Should I have sex with my partner even though I have low libido/sex drive?
Low libido in any relationship can be such a sensitive topic to deal with. Some new mothers may feel guilty saying no to sex with their partner, who then feel rejected or unloved.
Some new mothers share that their partners try to pressure them into sex, or they get tired of their partner asking for sex.
However, it’s important to communicate openly with your partner – it may be helpful to remind your partner (and yourself!) that you’re doing a great job, giving your baby the best nutritional food available and this is a small pay off for now.
Before you know it, breastfeeding will be nothing but a fond memory. Low libido is not worth ending your breastfeeding journey over, because just like a baby’s crying spells, your lack of libido is temporary, not permanent, and will pass.

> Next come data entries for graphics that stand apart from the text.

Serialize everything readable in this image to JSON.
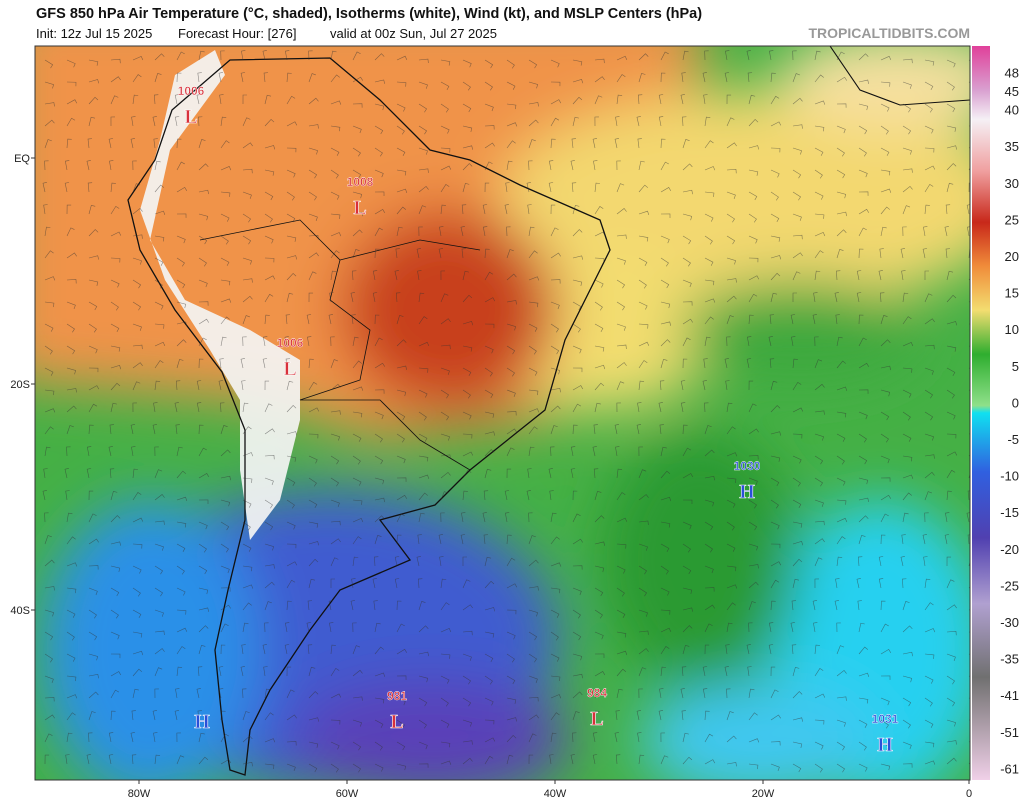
{
  "header": {
    "title": "GFS 850 hPa Air Temperature (°C, shaded), Isotherms (white), Wind (kt), and MSLP Centers (hPa)",
    "init": "Init: 12z Jul 15 2025",
    "forecast_hour": "Forecast Hour: [276]",
    "valid": "valid at 00z Sun, Jul 27 2025",
    "watermark": "TROPICALTIDBITS.COM"
  },
  "map": {
    "lat_labels": [
      "EQ",
      "20S",
      "40S"
    ],
    "lon_labels": [
      "80W",
      "60W",
      "40W",
      "20W",
      "0"
    ],
    "centers": [
      {
        "value": 1006,
        "type": "L"
      },
      {
        "value": 1008,
        "type": "L"
      },
      {
        "value": 1006,
        "type": "L"
      },
      {
        "value": 1030,
        "type": "H"
      },
      {
        "value": 981,
        "type": "L"
      },
      {
        "value": 984,
        "type": "L"
      },
      {
        "value": 1031,
        "type": "H"
      },
      {
        "type": "H"
      }
    ]
  },
  "colorbar": {
    "labels": [
      48,
      45,
      40,
      35,
      30,
      25,
      20,
      15,
      10,
      5,
      0,
      -5,
      -10,
      -15,
      -20,
      -25,
      -30,
      -35,
      -41,
      -51,
      -61
    ]
  }
}
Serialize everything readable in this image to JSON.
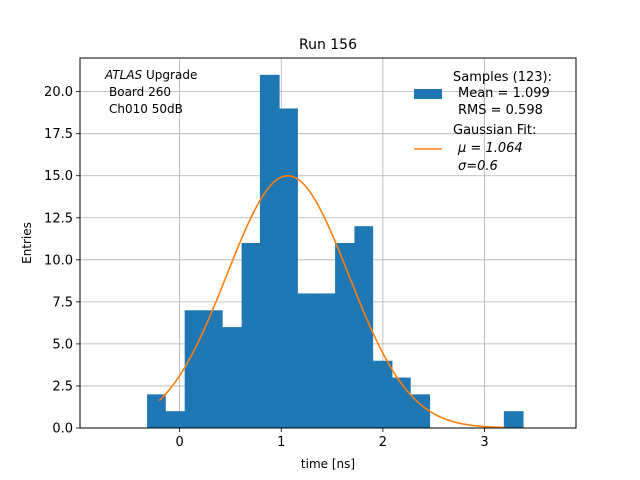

Remind your partner that the loss of sex drive is perfectly normal for a breastfeeding mother, and is nothing to do with your feelings for them, but more to do with a ‘tap’ being turned down (or off!) to make way for something else.
If you don’t want to have sex, don’t, but in this case, try to make sure you find other ways to create intimacy in your relationship to keep it strong. Of course, a baby will take up a great deal of your time, so you both need to find little ways to take care of each other too because, before the baby, there was the two of you – and one day when he or she leaves home, it’ll be back to just the two of you again. It’s important to keep nurturing your relationship through all the ups and downs.
Some ideas you might like to suggest is to give each other a candlelight massage (with permission to fall asleep!), go out to dinner, hold hands, snuggle up and watch a movie together, take a bubble bath, or shower together – the sky is the limit. Get creative and be patient – your sex drive will return again.
If you or your partner are struggling with a lack of sex in your relationship, please see a sex therapist or counselor. The last thing you want is for this to create resent or other problems when you’ve just had a baby.
On the other hand, if you’re keen or open to connecting with your partner on a sexual level, even though you can’t feel that usual excitement, then it’s always worth a go. You never know, you just might end up enjoying yourself!